Dabei schien der Weg der Windkraft an der Bergstraße vorgezeichnet. In beispielhafter Kooperation wollten Schriesheim und Dossenheim die Windräder, da ja von beiden Orten aus sichtbar wären, gemeinsam organisieren. Zu diesem Zweck bildeten sie eine „Dialoggruppe“, der Gemeinderäte aus beiden Kommunen angehörten.
„Gegenwind Bergstraße“: 1.206 Unterschriften in Schriesheim
Ihr Auftrag lautete, zu eruieren, wie Windkraft am Weißen Stein verwirklicht werden kann. Vor kurzem schaute die Dialoggruppe sogar schon einen Investor aus: die Firma „Pionext“ aus Alzey. Im Juli wollten beide Gemeinderäte dies formal beschließen.
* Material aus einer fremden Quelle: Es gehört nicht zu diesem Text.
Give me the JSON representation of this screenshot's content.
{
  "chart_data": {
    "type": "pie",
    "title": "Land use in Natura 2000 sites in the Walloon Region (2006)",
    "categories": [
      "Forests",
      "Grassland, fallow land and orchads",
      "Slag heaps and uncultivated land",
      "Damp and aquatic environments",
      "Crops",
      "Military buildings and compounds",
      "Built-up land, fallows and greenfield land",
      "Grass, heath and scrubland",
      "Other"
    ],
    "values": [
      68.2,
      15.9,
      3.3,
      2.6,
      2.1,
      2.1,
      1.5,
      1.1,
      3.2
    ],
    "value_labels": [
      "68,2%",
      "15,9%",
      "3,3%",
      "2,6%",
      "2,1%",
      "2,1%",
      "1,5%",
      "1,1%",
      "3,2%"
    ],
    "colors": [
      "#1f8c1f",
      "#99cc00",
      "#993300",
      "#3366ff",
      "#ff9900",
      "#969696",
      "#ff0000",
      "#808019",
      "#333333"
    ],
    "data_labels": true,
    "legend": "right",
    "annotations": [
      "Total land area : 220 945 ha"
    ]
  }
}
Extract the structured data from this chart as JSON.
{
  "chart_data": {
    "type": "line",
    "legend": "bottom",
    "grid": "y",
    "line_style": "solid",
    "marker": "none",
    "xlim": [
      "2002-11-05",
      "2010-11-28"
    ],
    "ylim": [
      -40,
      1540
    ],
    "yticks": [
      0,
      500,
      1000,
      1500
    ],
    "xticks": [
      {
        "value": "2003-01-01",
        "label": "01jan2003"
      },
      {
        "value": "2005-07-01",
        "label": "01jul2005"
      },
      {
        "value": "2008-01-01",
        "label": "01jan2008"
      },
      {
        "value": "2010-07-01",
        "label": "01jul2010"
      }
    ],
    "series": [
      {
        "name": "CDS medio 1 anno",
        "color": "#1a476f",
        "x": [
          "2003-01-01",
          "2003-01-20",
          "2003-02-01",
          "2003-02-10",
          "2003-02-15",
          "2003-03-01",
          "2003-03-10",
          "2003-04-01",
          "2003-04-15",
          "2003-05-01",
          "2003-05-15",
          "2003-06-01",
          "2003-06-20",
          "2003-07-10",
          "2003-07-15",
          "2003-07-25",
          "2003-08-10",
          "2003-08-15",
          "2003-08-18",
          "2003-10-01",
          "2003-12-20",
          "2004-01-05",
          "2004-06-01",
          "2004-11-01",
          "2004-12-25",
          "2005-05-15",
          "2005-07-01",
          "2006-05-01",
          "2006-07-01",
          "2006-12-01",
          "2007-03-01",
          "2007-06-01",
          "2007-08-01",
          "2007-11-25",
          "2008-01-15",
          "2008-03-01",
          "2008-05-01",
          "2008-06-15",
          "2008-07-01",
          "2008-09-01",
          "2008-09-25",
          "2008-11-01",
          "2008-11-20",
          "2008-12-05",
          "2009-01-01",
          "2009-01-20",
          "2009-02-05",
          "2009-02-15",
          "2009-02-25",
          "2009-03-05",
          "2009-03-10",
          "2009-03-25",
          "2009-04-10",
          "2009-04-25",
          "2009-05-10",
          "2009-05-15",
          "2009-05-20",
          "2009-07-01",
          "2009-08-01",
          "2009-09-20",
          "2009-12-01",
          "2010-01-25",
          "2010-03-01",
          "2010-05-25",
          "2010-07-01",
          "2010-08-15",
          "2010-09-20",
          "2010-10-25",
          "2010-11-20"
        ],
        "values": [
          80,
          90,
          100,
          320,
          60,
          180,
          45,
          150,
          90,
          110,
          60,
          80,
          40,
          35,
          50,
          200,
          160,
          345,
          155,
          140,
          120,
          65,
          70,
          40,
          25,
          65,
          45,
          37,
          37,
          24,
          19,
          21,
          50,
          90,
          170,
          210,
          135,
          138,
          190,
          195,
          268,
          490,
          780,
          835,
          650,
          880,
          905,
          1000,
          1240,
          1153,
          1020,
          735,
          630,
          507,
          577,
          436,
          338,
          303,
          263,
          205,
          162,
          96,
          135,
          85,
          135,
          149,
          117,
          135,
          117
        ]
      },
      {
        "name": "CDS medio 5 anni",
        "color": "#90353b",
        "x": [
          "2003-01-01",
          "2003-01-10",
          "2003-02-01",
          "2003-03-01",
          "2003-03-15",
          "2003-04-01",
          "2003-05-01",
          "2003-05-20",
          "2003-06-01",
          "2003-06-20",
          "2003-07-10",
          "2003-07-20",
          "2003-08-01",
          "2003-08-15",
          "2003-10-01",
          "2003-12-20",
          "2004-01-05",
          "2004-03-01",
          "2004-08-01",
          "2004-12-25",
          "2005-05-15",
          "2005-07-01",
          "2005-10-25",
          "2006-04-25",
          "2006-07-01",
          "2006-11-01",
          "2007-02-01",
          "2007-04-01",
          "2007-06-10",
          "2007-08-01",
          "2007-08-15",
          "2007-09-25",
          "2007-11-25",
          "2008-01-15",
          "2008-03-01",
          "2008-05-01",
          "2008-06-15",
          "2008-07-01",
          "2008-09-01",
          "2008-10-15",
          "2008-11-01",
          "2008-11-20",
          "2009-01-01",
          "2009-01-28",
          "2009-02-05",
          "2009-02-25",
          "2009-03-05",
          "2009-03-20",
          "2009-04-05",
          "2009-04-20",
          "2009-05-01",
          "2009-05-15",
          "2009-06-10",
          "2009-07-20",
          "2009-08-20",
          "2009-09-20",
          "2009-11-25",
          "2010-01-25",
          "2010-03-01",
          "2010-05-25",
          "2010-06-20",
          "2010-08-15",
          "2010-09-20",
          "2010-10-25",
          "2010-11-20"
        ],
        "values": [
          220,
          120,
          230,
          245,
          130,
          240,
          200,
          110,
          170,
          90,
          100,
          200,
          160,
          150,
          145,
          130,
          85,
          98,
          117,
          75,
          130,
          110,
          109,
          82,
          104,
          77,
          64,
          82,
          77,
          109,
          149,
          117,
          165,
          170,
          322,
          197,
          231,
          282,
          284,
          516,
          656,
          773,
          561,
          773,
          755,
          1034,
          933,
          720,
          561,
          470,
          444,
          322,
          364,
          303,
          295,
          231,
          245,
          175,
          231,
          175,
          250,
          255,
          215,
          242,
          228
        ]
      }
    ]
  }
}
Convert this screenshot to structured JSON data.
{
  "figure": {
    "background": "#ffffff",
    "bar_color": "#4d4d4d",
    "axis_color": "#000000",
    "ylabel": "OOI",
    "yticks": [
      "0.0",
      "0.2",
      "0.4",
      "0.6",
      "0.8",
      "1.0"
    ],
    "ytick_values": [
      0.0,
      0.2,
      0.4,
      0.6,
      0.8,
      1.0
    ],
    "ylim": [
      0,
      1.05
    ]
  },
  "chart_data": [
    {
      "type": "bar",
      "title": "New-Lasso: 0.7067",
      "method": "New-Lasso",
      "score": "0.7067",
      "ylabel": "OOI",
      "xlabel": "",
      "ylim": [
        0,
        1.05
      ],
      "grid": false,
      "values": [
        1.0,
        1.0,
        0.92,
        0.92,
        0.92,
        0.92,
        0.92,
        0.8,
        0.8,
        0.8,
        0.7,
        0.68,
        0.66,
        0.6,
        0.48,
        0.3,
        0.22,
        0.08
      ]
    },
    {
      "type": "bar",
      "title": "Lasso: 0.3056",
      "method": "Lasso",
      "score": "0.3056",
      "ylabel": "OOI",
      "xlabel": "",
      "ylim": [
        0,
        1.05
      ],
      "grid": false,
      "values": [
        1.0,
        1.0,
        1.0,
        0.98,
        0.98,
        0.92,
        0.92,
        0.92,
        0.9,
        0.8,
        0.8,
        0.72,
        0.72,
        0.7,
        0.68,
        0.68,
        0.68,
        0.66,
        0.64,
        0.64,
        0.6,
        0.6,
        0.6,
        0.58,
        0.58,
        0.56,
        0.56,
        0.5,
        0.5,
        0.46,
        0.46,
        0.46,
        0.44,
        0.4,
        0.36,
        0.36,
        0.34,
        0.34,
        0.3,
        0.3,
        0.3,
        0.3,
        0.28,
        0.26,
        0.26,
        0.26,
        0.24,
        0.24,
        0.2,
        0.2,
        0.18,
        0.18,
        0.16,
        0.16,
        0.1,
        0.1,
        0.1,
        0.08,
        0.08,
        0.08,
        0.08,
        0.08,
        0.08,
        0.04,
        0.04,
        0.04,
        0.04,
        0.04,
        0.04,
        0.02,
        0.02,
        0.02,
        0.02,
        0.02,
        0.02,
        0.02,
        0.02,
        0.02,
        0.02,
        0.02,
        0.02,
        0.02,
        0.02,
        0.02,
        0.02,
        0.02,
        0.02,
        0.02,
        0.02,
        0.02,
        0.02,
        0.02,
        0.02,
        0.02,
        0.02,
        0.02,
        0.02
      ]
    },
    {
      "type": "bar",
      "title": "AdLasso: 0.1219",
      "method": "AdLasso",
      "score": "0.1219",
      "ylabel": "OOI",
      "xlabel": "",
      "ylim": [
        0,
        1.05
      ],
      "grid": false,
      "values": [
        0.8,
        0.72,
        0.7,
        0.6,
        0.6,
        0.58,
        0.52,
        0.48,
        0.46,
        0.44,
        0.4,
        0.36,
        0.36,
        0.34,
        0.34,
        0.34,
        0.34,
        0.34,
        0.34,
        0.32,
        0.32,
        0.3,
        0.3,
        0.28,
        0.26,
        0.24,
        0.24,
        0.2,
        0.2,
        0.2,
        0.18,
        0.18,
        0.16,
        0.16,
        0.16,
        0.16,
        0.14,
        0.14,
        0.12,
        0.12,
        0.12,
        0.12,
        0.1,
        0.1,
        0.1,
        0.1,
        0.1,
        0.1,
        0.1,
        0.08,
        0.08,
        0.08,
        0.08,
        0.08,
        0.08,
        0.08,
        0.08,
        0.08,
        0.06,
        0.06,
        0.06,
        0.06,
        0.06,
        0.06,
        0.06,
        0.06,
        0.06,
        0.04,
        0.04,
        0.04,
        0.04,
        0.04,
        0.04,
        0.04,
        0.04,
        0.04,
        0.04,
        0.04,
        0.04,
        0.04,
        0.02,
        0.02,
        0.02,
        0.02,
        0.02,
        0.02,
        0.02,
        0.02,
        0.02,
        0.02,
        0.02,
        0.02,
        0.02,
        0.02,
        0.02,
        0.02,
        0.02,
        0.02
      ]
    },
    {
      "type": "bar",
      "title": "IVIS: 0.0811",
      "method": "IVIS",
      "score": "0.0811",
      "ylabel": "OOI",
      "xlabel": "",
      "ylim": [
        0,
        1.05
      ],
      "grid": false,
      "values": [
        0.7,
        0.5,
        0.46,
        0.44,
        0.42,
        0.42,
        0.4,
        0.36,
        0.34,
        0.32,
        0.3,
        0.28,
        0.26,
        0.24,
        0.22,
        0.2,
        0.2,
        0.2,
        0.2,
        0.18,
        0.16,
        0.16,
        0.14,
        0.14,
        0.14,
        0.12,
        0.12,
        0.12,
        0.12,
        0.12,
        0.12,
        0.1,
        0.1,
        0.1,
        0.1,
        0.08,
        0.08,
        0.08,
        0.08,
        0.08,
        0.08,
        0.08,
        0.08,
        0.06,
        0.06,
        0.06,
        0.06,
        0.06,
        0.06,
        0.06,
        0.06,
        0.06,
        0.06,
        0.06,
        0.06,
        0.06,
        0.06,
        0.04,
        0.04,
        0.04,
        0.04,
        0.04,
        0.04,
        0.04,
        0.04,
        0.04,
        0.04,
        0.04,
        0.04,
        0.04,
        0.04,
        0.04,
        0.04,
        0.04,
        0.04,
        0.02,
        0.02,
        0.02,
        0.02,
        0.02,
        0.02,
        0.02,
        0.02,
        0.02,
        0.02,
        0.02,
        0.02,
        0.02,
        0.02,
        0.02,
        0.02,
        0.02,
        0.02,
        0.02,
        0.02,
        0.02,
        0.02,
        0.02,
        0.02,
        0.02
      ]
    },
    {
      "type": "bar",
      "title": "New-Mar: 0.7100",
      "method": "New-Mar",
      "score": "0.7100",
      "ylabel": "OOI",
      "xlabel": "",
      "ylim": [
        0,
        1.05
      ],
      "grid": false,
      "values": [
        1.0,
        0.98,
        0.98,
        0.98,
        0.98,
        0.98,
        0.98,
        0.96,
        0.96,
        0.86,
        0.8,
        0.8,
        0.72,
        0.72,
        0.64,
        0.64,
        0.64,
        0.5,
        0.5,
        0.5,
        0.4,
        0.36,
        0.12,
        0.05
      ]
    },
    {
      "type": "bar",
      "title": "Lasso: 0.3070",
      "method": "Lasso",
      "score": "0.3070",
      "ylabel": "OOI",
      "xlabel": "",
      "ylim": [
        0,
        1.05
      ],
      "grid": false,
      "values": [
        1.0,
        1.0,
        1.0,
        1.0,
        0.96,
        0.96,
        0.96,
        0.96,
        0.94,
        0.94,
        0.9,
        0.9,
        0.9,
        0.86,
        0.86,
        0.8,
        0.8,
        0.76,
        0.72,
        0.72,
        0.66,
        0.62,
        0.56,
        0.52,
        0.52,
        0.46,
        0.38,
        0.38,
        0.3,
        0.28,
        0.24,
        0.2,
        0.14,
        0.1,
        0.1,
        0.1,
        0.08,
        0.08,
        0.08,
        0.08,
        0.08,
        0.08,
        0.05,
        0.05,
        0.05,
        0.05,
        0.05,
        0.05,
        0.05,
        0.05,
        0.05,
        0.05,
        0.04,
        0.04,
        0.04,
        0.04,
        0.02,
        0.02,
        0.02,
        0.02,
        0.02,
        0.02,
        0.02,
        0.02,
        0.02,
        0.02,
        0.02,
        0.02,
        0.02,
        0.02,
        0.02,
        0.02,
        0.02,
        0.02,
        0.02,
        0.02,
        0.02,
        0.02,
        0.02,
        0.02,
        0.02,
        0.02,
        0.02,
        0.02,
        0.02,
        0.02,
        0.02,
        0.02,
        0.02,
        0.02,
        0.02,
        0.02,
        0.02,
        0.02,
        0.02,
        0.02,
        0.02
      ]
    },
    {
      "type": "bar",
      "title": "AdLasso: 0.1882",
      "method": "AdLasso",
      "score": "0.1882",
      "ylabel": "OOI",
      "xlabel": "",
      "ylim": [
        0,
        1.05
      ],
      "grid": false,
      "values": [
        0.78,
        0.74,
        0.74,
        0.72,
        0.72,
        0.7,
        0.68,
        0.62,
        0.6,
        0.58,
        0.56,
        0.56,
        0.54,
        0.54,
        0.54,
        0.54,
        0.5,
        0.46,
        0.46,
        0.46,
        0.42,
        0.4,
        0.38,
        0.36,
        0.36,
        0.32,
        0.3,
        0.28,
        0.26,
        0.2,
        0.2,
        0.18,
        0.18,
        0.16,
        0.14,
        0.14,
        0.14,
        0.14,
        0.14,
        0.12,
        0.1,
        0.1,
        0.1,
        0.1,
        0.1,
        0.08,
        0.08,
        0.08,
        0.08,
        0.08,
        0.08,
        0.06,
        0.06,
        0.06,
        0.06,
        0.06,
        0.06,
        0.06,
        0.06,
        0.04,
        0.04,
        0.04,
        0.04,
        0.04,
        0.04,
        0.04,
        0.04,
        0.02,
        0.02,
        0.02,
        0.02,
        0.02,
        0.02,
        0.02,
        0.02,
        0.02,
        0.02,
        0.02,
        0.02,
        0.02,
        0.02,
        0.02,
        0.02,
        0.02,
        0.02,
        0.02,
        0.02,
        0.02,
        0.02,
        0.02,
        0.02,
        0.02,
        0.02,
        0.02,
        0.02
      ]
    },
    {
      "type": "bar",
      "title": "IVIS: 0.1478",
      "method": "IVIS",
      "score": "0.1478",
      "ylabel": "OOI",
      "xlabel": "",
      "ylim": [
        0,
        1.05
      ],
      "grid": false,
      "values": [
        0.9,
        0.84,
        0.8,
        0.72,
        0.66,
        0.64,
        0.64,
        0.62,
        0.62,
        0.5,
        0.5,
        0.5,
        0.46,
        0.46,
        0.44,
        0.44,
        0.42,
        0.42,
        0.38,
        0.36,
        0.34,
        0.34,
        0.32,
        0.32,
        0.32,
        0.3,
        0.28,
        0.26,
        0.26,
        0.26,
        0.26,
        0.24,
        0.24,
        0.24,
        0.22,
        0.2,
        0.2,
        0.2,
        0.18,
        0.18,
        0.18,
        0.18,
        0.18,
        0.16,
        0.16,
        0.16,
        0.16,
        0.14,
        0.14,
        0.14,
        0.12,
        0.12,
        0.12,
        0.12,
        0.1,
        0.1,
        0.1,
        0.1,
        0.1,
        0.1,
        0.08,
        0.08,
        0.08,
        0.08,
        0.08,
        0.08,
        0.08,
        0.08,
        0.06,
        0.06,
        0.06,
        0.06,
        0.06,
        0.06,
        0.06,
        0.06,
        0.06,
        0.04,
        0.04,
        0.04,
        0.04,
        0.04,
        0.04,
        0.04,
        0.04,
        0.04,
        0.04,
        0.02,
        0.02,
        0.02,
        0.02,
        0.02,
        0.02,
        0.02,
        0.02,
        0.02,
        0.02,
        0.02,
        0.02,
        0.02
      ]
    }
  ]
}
Danach hätte „Pionext“ - auf eigene Kosten - die vorgeschriebenen Untersuchungen und Gutachten in Auftrag geben können.
Daraus wird nun - zumindest vorerst - nichts. Denn je intensiver die Dialoggruppe voranschritt, desto mehr Widerstand regte sich, organisiert in der Initiative „Gegenwind Bergstraße“. In beiden Gemeinden startete sie Bürgerbegehren, mit denen jeweils ein Bürgerentscheid erzwungen werden sollte. In Schriesheim waren 830 Unterschriften notwendig, in Dossenheim 687.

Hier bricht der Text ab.